Both genetics and environment can have an effect on the things that make up an individual. Key examples include genes on eye colour, environment on how far you reach your growth potential and environment and genes on skin colour.

It is often difficult to tell weather variation is environmental or genetic. In almost all cases it is a mixture of both. The prime display of this being that two twins with exactly the same genes have the potential to end up very different.

There are three things that cause genetic variation:

  • The random fusion of gametes: the specific sperm and egg that happened to meet at the specific moment that a offspring is created are completely random and have a massive effect on the genes inherited.
  • Mutations: DNA can be changed by mistakes in copying or caused by things like radiation.
  • Meiosis: this form of cell division that creates gametes has crossing over (genetic recombination) and independent segregation which both vary the genes inherited.

The concept of normal distribution about a mean. Understanding mean and standard deviation as measures of variation within a sample. Candidates will not be required to calculate standard deviation in questions on written papers. Candidates should be able to analyse and interpret data relating to interspecific and intraspecific variation.

When figures get larger towards the mean with no bias left or right, the graph will have this shape:
The shape is known as a bell curve and the distribution of values is called 'normal distribution'.
If a graph has normal distribution, then 68% of the results will be within 1 standard deviation and 95% of results will be within 2 standard deviations:

Standard deviations are a measure of accurate data is; the scattering of data around the mean.

The more centrally (around the mean) scattered they are then the more accurate the data is. If data is really spread out and there is only a small proportion of the data that is near the mean then it will have a large standard deviation, and will not be good data to draw conclusions from.

To work out standard deviation you add together all the deviations and then divide this by the number of values minus one.

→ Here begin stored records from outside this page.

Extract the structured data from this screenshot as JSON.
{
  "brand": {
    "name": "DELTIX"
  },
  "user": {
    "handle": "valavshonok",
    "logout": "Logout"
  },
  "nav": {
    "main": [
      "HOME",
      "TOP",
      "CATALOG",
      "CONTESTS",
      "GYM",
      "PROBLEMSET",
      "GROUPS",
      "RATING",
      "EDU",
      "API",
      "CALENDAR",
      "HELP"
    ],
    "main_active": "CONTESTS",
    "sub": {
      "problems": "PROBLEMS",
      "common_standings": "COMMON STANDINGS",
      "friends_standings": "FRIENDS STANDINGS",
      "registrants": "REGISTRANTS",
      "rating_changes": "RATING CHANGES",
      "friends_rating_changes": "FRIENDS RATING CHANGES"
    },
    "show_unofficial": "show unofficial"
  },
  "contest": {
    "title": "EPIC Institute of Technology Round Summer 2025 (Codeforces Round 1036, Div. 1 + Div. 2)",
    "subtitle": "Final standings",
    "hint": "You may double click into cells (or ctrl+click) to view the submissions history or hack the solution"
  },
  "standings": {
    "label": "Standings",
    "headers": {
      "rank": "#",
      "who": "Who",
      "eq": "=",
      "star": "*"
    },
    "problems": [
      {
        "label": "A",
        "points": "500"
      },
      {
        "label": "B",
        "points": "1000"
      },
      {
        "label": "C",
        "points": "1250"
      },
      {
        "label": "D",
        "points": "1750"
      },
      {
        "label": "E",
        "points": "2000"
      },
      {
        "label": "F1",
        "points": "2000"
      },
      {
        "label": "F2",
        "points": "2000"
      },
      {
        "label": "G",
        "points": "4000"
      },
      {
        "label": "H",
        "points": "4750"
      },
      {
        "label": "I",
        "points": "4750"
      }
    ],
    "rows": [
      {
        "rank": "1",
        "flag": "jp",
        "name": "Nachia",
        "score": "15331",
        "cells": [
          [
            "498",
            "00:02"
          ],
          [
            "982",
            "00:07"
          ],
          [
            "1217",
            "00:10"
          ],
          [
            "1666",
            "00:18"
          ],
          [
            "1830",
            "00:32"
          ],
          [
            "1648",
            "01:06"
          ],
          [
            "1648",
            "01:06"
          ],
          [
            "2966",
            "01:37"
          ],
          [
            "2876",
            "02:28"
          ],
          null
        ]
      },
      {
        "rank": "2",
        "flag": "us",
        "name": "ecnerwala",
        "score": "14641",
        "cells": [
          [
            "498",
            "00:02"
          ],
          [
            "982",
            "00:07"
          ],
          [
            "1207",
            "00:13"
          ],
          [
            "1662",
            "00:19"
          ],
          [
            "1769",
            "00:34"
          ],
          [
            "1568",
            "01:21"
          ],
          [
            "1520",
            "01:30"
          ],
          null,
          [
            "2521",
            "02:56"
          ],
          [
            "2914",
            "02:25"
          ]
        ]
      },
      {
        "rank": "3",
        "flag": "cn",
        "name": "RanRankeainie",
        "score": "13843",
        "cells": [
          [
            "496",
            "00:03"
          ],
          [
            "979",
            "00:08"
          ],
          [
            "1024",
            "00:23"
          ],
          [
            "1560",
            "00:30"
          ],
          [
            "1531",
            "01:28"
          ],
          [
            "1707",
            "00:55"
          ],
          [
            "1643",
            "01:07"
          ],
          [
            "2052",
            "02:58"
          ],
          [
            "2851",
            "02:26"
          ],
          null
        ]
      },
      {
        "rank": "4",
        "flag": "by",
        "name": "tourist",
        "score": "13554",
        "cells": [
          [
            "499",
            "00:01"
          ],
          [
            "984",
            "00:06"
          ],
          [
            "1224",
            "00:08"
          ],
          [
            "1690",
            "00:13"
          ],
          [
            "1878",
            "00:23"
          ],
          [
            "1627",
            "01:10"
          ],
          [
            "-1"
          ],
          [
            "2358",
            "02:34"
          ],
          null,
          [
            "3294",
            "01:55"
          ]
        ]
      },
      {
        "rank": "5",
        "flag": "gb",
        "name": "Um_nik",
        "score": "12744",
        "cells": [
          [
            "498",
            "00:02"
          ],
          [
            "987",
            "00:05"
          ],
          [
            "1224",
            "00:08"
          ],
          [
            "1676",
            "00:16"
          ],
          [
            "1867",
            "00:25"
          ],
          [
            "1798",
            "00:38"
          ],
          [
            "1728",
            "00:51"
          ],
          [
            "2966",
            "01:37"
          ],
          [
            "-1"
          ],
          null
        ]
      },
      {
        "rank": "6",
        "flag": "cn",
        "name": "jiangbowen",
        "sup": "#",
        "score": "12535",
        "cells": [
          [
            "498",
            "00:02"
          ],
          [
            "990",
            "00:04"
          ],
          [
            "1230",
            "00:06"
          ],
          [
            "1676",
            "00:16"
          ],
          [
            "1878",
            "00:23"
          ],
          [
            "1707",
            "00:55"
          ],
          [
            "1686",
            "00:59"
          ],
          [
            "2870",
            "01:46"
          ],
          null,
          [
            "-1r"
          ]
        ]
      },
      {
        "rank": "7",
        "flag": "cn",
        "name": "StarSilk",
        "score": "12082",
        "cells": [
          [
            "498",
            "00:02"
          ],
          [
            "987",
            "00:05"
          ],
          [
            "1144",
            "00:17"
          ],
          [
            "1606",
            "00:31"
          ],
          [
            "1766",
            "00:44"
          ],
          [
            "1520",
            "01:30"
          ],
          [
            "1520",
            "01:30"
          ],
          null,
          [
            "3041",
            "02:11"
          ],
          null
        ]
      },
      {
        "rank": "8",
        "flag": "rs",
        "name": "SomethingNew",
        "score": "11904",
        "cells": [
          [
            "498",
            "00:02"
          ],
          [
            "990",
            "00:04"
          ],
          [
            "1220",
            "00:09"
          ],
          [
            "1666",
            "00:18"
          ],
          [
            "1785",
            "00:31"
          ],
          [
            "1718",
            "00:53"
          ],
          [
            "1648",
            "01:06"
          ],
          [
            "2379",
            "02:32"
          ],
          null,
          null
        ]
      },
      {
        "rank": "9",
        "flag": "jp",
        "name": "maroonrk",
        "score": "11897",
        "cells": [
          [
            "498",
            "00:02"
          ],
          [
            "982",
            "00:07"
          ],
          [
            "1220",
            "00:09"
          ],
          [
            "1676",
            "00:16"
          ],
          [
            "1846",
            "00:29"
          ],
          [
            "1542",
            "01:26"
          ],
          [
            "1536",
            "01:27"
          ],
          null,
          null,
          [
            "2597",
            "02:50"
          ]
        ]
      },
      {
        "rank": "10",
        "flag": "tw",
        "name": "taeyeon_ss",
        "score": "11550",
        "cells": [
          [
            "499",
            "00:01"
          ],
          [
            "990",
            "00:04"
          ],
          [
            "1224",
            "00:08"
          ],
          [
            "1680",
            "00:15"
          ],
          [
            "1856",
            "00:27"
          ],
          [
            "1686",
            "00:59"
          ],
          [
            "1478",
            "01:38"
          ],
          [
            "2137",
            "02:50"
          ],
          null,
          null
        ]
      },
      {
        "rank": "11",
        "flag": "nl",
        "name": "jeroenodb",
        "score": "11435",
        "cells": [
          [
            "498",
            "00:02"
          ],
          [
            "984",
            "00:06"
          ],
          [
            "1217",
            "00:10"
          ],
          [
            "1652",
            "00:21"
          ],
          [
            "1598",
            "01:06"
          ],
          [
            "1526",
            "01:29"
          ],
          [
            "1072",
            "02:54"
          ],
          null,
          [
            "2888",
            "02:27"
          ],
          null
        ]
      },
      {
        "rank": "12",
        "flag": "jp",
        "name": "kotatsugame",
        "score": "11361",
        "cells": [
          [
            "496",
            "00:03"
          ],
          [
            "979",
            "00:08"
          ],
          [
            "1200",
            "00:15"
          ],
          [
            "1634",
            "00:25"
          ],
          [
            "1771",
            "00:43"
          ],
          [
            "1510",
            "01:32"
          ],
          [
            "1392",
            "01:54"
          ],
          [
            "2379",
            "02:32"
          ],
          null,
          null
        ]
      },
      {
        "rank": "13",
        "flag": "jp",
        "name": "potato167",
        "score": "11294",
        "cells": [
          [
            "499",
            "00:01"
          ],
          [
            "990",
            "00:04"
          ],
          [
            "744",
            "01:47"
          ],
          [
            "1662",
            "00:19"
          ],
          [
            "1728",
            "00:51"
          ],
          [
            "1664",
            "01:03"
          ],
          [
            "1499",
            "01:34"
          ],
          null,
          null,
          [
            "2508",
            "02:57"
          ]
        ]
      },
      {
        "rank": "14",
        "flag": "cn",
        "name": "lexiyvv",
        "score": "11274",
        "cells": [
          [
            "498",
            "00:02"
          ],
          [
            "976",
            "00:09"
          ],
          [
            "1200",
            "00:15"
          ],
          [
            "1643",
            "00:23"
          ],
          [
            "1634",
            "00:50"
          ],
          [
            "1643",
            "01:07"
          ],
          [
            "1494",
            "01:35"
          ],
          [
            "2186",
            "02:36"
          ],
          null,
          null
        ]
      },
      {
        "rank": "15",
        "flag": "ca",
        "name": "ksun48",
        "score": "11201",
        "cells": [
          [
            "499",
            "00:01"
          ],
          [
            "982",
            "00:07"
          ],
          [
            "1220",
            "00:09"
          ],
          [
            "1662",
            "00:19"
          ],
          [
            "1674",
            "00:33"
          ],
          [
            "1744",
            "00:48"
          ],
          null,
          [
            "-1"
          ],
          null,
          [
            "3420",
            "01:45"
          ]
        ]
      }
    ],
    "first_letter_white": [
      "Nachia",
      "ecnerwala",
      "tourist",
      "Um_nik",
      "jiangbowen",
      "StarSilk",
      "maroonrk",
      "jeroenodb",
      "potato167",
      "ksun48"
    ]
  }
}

To work out a deviation, first find the mean then subtract the it from a value. This answer needs to be squared to eliminate negative numbers. Do this for each value and then add them up. Divide this number by the number of values minus one. Find the square root.

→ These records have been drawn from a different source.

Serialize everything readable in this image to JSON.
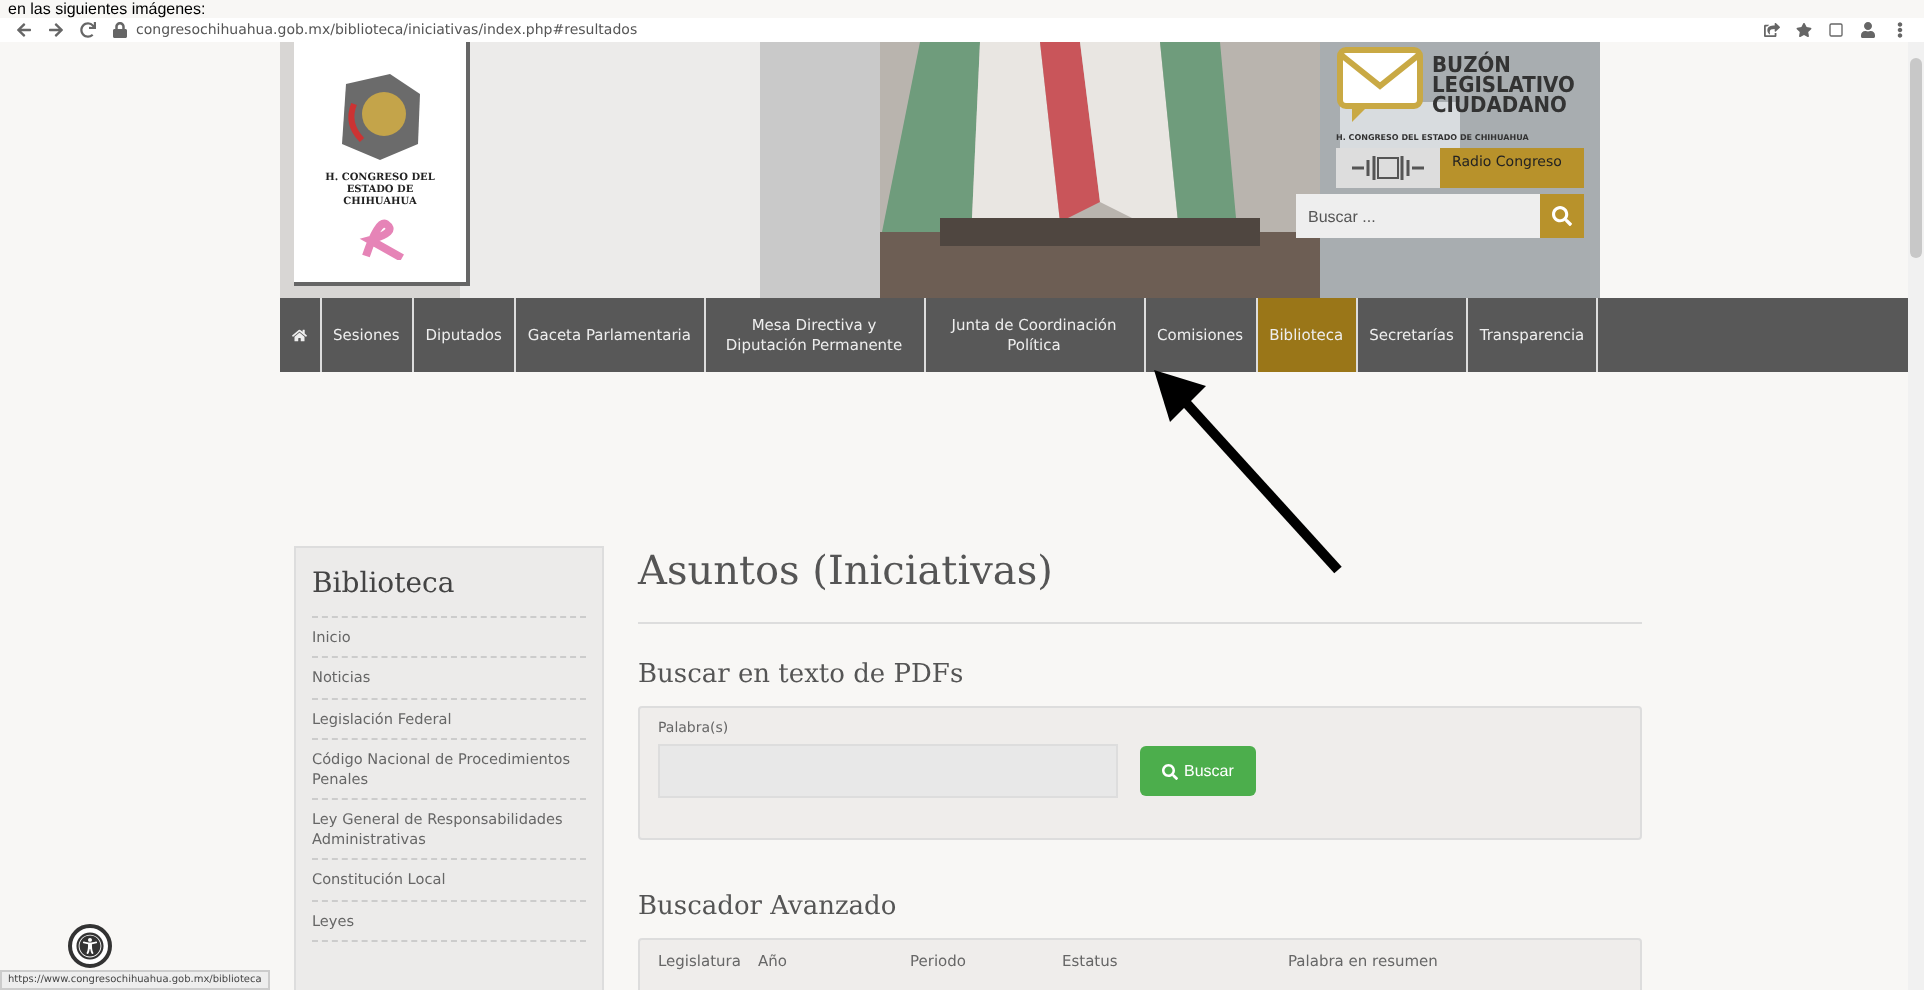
{
  "caption": "en las siguientes imágenes:",
  "browser": {
    "url": "congresochihuahua.gob.mx/biblioteca/iniciativas/index.php#resultados"
  },
  "header": {
    "logo_text": "H. CONGRESO DEL ESTADO DE CHIHUAHUA",
    "buzon_title": [
      "BUZÓN",
      "LEGISLATIVO",
      "CIUDADANO"
    ],
    "buzon_subtitle": "H. CONGRESO DEL ESTADO DE CHIHUAHUA",
    "radio_label": "Radio Congreso",
    "search": {
      "placeholder": "Buscar ..."
    }
  },
  "nav": [
    {
      "kind": "home",
      "selected": false
    },
    {
      "kind": "text",
      "label": "Sesiones",
      "selected": false
    },
    {
      "kind": "text",
      "label": "Diputados",
      "selected": false
    },
    {
      "kind": "text",
      "label": "Gaceta Parlamentaria",
      "selected": false
    },
    {
      "kind": "text",
      "label": "Mesa Directiva y Diputación Permanente",
      "selected": false
    },
    {
      "kind": "text",
      "label": "Junta de Coordinación Política",
      "selected": false
    },
    {
      "kind": "text",
      "label": "Comisiones",
      "selected": false
    },
    {
      "kind": "text",
      "label": "Biblioteca",
      "selected": true
    },
    {
      "kind": "text",
      "label": "Secretarías",
      "selected": false
    },
    {
      "kind": "text",
      "label": "Transparencia",
      "selected": false
    }
  ],
  "sidebar": {
    "title": "Biblioteca",
    "items": [
      "Inicio",
      "Noticias",
      "Legislación Federal",
      "Código Nacional de Procedimientos Penales",
      "Ley General de Responsabilidades Administrativas",
      "Constitución Local",
      "Leyes"
    ]
  },
  "main": {
    "title": "Asuntos (Iniciativas)",
    "pdf_search": {
      "heading": "Buscar en texto de PDFs",
      "label": "Palabra(s)",
      "button": "Buscar"
    },
    "advanced": {
      "heading": "Buscador Avanzado",
      "columns": [
        "Legislatura",
        "Año",
        "Periodo",
        "Estatus",
        "Palabra en resumen"
      ]
    }
  },
  "status_url": "https://www.congresochihuahua.gob.mx/biblioteca"
}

You don't actually need to be able to do this according to the mark scheme, but it would seem wise to learn it.

For example, if I have 1, 2 and 3 and I want to work out the standard deviation I first find the mean
This is done by adding up all the values and dividing by the number of values you have (3):
1+2+3= 6
Next you need to subtract the mean from each value and square the answer:
1-2= -1
-1 squared= 1
2-2= 0
0 squared= 0
3-2= 1
1 squared= 1
Then add together all these answers:
1+0+1= 2
Now divide this by the number of values (3) minus one:
2/2= 0
Now find the square root of this:
the square root of 0= 0
So here one standard deviation is zero.

Variation exists between members of a species. The need for random sampling, and the importance of chance in contributing to differences between samples.

Members of a species differ from each other (intra-specific variation).

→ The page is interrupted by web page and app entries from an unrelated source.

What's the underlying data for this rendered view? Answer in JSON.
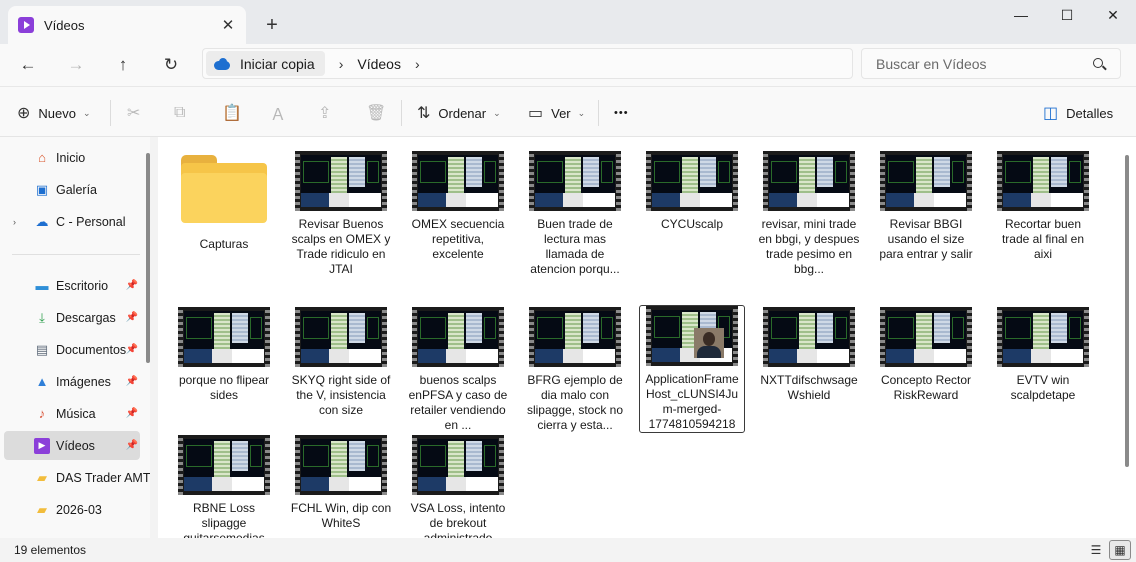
{
  "window": {
    "tab_title": "Vídeos",
    "tab_close": "✕",
    "new_tab": "+",
    "controls": {
      "minimize": "—",
      "maximize": "☐",
      "close": "✕"
    }
  },
  "address": {
    "back": "←",
    "forward": "→",
    "up": "↑",
    "refresh": "↻",
    "breadcrumbs": [
      "Iniciar copia",
      "Vídeos"
    ],
    "separator": "›",
    "search_placeholder": "Buscar en Vídeos"
  },
  "commands": {
    "new_label": "Nuevo",
    "sort_label": "Ordenar",
    "view_label": "Ver",
    "more": "•••",
    "details_label": "Detalles",
    "chevron": "⌄",
    "icons": {
      "new": "⊕",
      "cut": "✂",
      "copy": "⧉",
      "paste": "📋",
      "rename": "Ａ",
      "share": "⇪",
      "delete": "🗑",
      "sort": "⇅",
      "view": "▭",
      "details": "◫"
    }
  },
  "sidebar": {
    "top": [
      {
        "label": "Inicio",
        "icon": "home-icon",
        "glyph": "⌂",
        "color": "#d9552b"
      },
      {
        "label": "Galería",
        "icon": "gallery-icon",
        "glyph": "▣",
        "color": "#1e6fd0"
      },
      {
        "label": "C - Personal",
        "icon": "onedrive-icon",
        "glyph": "☁",
        "color": "#1e6fd0",
        "expand": "›"
      }
    ],
    "quick": [
      {
        "label": "Escritorio",
        "icon": "desktop-icon",
        "glyph": "▬",
        "color": "#2f8fd8",
        "pinned": true
      },
      {
        "label": "Descargas",
        "icon": "downloads-icon",
        "glyph": "⤓",
        "color": "#2a9d4a",
        "pinned": true
      },
      {
        "label": "Documentos",
        "icon": "documents-icon",
        "glyph": "▤",
        "color": "#5f6b7a",
        "pinned": true
      },
      {
        "label": "Imágenes",
        "icon": "pictures-icon",
        "glyph": "▲",
        "color": "#2f7fd8",
        "pinned": true
      },
      {
        "label": "Música",
        "icon": "music-icon",
        "glyph": "♪",
        "color": "#d9553a",
        "pinned": true
      },
      {
        "label": "Vídeos",
        "icon": "videos-icon",
        "glyph": "▶",
        "color": "#8b3fd9",
        "pinned": true,
        "active": true
      },
      {
        "label": "DAS Trader AMT",
        "icon": "folder-icon",
        "glyph": "▰",
        "color": "#f2bd3c",
        "pinned": false
      },
      {
        "label": "2026-03",
        "icon": "folder-icon",
        "glyph": "▰",
        "color": "#f2bd3c",
        "pinned": false
      }
    ],
    "pin_glyph": "📌"
  },
  "files": [
    {
      "name": "Capturas",
      "kind": "folder"
    },
    {
      "name": "Revisar Buenos scalps en OMEX y Trade ridiculo en JTAI",
      "kind": "video"
    },
    {
      "name": "OMEX secuencia repetitiva, excelente",
      "kind": "video"
    },
    {
      "name": "Buen trade de lectura mas llamada de atencion porqu...",
      "kind": "video"
    },
    {
      "name": "CYCUscalp",
      "kind": "video"
    },
    {
      "name": "revisar, mini trade en bbgi, y despues trade pesimo en bbg...",
      "kind": "video"
    },
    {
      "name": "Revisar BBGI usando el size para entrar y salir",
      "kind": "video"
    },
    {
      "name": "Recortar buen trade al final en aixi",
      "kind": "video"
    },
    {
      "name": "porque no flipear sides",
      "kind": "video"
    },
    {
      "name": "SKYQ right side of the V, insistencia con size",
      "kind": "video"
    },
    {
      "name": "buenos scalps enPFSA y caso de retailer vendiendo en ...",
      "kind": "video"
    },
    {
      "name": "BFRG ejemplo de dia malo con slipagge, stock no cierra y esta...",
      "kind": "video"
    },
    {
      "name": "ApplicationFrameHost_cLUNSI4Jum-merged-1774810594218",
      "kind": "video",
      "selected": true,
      "webcam": true
    },
    {
      "name": "NXTTdifschwsageWshield",
      "kind": "video"
    },
    {
      "name": "Concepto Rector RiskReward",
      "kind": "video"
    },
    {
      "name": "EVTV win scalpdetape",
      "kind": "video"
    },
    {
      "name": "RBNE Loss slipagge guitarsemedias",
      "kind": "video"
    },
    {
      "name": "FCHL Win, dip con WhiteS",
      "kind": "video"
    },
    {
      "name": "VSA Loss, intento de brekout administrado",
      "kind": "video"
    }
  ],
  "status": {
    "count": "19 elementos",
    "view_details": "☰",
    "view_icons": "▦"
  }
}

We can use random sampling to analyse these differences.

This involves taking a small number of individuals at random from a population, analysing them, gaining statistics and then making the assumption that these statistics are the same for the whole population.

Normally this is carried out by having a grid of an area and using a random number generator to pick squares in the grid to analyse.

The benefit of random sampling is that there are multiple values put in so you get an average, reducing anomalies and making the result more representative, however because the figure is taken from just a sample, it means that you do not have to attempt to find a figure for every single individual.

Unfortunately there is an element of chance involved meaning that the statistics gained may be inaccurate as a non-representative sample was chosen. However, by increasing the sample size you can decrease the element of chance.